Pride and Profit (a good title, by the way) convincingly argues that there are, in fact, numerous intersections between Adam Smith and Jane Austen; their lives might have overlapped by only fifteen years, but they had ideas in common with each other and with the Enlightenment atmosphere that surrounded them. It should be remembered that if a novelist can learn from a moralist, the opposite can also be true: Smith uses literary references in The Theory of Moral Sentiments and was a great admirer of writers such as Voltaire and Racine, whose tragic drama Phèdra was for him “the finest tragedy, perhaps, that is extant in any language” ([Indianapolis: Liberty Fund, 1984], p. 123).

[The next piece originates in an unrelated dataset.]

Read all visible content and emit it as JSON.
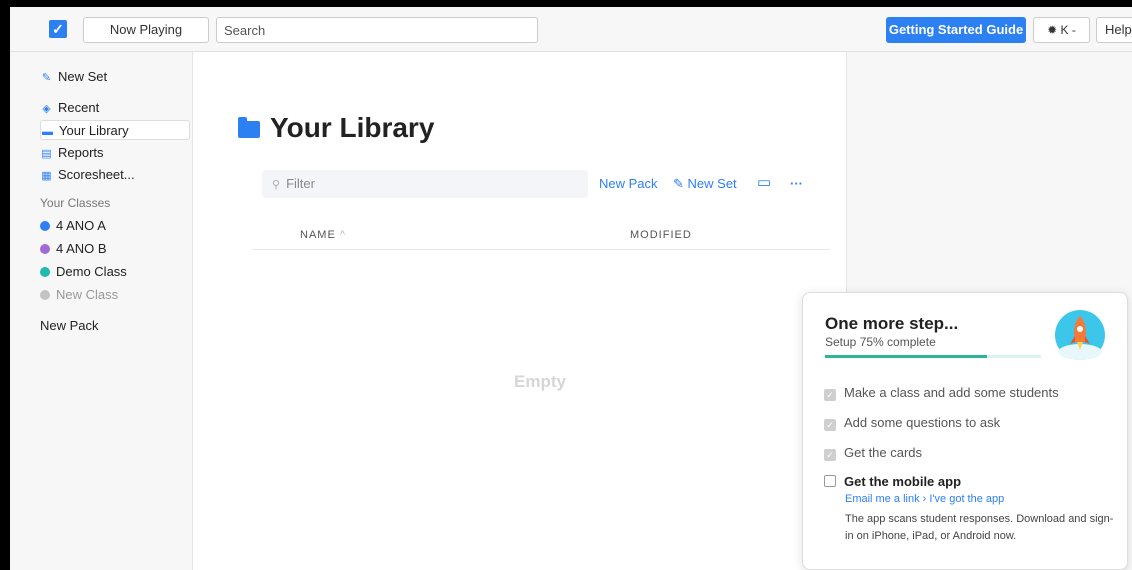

According to Bohanon and Vachris, the final lessons we can learn from the professor of moral philosophy and the novelist are the following: “Develop self command over our passions so we can live a life that balances both sense and sensibility. Be prudent in our affairs but not to the extent of miserliness. Show benevolence toward those we care about, and justice to all. Have pride in our true accomplishments, but do not become too vain or greedy. Show respect to those who earn it. Finally, take those Enlightenment themes to heart by thinking for ourselves, tolerating others, and always striving for improvement” (p. 161). Some philosophers, economists, or novelists would perhaps disagree. Adam Smith and Jane Austen most certainly would not."